À peine le plan annoncé, dès le mois de janvier suivant le Président Hu Jintao se rendait en Afrique noire francophone pour lancer les premières mesures et son Premier Ministre Wen Jiabao faisait de même avec les pays anglophones. Ce fut le départ d’un développement exponentiel où les échanges sont passés de 12 millions de dollars en 1950 à 7,3 milliards en 2000 et atteignent aujourd’hui quelque 200 milliards !
Dans ces échanges, les deux parties trouvent largement leur compte. L’Afrique est séduite par le modèle de croissance adopté par la Chine et par les contrats colossaux lui permettant de financer ses infrastructures (routes, chemins de fer, ports, électricité…). La Chine trouve en Afrique tout ce qui lui manque : hydrocarbures, minerais, autres sources naturelles, plus la possibilité de cultiver des terres pour importer les produits alimentaires qui lui font défaut (avec seulement 8 % de la superficie arable, la Chine doit nourrir près de 20 % de la population mondiale !), tout comme réaliser du commerce avec des produits peu chers compatibles avec le niveau de vie africain. Une politique globale « Win-Win » pour chacune des deux parties !
Mais les choses ne sont pas toujours simples pour la Chine, de plus en plus accusée d’avoir une attitude « colonialiste », avec une forte immigration qui crée une animosité et des sentiments xénophobes, et même souvent qualifiée « d’accapareurs de terres »… Dans ce contexte, la France, reconnue pour ses technologies de pointe, ses produits de luxe, la qualité de ses produits agroalimentaires, bénéficie d’une longue tradition commune avec certains pays africains avec lesquels elle partage la langue française et des similitudes comportementales.

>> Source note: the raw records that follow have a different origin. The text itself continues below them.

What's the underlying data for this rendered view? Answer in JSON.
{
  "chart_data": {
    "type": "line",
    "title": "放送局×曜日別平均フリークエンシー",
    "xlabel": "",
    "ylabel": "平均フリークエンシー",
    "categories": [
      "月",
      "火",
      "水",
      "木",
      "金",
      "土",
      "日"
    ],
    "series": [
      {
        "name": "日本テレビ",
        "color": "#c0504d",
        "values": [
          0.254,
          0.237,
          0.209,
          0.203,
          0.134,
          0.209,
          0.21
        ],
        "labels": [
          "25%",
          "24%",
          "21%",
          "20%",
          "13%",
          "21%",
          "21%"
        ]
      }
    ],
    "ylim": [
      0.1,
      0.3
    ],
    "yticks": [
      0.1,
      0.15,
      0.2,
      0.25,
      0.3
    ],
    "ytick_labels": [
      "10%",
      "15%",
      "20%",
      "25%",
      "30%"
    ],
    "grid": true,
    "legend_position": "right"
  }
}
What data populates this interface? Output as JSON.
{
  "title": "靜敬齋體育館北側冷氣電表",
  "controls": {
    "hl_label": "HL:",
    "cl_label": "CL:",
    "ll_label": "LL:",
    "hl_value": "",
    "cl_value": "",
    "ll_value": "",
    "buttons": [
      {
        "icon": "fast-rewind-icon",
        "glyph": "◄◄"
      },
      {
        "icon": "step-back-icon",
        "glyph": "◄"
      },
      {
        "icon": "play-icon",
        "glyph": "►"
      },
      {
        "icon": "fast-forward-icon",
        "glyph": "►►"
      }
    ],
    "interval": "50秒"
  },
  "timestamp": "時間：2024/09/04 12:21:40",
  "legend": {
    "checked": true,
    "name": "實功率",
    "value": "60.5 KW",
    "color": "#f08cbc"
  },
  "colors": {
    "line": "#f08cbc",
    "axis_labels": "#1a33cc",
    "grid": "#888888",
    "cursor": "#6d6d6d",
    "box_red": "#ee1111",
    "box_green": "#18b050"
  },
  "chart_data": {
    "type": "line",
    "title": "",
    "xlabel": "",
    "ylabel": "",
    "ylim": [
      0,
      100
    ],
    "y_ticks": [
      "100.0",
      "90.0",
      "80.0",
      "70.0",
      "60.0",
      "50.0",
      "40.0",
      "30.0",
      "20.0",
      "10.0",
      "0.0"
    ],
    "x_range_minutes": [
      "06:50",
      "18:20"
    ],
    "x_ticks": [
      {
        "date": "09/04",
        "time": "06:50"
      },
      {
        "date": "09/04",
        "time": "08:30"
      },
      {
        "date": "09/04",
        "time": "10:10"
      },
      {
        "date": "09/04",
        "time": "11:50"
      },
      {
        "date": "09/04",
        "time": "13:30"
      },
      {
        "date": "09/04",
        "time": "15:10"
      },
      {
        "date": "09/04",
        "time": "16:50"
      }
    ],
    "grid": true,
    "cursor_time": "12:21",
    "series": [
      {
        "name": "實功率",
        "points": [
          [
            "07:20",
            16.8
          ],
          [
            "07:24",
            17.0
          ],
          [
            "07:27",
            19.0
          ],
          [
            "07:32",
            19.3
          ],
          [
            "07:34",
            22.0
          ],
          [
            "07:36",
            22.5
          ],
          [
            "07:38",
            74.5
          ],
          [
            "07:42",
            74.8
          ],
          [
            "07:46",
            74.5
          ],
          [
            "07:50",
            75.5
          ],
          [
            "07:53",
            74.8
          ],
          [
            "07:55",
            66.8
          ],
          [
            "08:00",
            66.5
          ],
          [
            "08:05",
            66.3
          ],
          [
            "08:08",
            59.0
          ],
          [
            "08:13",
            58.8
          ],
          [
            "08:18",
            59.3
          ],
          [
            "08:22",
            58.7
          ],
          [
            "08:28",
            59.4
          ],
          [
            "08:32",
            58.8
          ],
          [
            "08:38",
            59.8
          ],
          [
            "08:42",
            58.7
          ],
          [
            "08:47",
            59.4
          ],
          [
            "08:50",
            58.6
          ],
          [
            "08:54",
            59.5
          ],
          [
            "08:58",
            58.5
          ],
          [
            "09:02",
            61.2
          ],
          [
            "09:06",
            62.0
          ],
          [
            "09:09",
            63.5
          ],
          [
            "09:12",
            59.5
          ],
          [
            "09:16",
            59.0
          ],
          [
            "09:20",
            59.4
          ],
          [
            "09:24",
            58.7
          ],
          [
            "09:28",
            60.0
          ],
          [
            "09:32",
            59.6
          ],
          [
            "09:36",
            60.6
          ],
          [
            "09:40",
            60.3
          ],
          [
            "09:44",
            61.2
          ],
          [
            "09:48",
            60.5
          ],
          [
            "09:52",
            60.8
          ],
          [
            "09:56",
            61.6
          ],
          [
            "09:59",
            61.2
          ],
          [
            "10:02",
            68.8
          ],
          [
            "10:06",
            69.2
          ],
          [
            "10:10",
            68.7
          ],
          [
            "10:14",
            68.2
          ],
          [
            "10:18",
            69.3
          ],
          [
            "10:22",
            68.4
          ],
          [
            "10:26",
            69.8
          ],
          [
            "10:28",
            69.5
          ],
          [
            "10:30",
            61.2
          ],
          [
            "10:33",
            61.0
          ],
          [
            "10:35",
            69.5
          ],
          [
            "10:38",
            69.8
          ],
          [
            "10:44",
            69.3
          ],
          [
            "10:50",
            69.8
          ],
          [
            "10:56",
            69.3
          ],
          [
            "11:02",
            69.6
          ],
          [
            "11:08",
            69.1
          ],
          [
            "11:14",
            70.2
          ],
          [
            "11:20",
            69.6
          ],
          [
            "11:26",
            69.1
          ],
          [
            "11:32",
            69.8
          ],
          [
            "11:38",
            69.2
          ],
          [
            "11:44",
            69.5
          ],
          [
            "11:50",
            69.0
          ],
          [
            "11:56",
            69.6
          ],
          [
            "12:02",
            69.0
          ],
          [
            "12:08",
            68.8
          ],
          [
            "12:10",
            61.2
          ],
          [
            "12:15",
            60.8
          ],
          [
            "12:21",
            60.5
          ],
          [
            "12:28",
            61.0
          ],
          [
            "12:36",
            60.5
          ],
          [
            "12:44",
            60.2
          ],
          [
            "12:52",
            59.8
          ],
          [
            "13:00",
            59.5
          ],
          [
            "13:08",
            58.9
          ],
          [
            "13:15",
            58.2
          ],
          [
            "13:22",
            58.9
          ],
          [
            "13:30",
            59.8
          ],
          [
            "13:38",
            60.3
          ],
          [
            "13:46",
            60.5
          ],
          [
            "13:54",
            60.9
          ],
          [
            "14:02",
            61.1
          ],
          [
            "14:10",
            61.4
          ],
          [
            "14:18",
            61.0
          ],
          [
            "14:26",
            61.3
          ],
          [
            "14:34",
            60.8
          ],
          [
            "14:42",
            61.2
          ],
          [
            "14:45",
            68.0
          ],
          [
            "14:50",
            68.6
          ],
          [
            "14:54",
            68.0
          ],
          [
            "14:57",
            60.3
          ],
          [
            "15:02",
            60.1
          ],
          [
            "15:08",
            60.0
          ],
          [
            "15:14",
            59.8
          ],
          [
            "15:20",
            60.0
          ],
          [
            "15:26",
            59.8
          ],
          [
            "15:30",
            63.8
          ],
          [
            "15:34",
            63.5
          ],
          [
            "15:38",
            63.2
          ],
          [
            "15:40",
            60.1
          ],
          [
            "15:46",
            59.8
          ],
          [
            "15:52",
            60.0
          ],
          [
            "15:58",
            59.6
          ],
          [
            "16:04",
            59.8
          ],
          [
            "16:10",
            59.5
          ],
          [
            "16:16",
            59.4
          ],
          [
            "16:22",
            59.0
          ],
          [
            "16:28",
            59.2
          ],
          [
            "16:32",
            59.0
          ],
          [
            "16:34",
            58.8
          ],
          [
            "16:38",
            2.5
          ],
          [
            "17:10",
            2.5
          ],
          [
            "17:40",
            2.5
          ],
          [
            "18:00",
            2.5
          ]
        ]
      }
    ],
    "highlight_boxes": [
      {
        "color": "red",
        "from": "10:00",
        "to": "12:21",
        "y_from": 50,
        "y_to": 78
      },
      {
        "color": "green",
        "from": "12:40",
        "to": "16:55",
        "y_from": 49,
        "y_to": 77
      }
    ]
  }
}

Et, comme le prône « Croissance Peace », il apparaît souhaitable et nécessaire de cesser des compétitions frontales entre Chinois et Français pour remporter des marchés en Afrique, mais de pratiquer une politique intelligente avec une offre globale franco-chinoise à nos amis africains, nous-mêmes apportant de nouvelles technologies dont l’Afrique a manifestement soif et la Chine des financements. Mais bien d’autres modèles sont possibles comme le financement et la construction de bâtiments par des entreprises chinoises sur l’architecture d’une entreprise française.
Cela est déjà devenu réalité avec des exemples précis et semble-t-il foisonnants. C’est ainsi que Degrémont et Pont-à-Mousson travaillent avec des grandes entreprises chinoises adjudicatrices de projets, comme CMEC pour des stations de traitement de l’eau. D’autres, comme Alcatel Shanghai Bell, filiale installée en Chine, accèdent par ce biais à des crédits chinois. Que dire du rôle de CMA/CGM, grand transporteur maritime vers l’Afrique, et de celui de Bolloré, qui est dans cette région du monde le principal transitaire ? Que de perspectives à mettre en œuvre !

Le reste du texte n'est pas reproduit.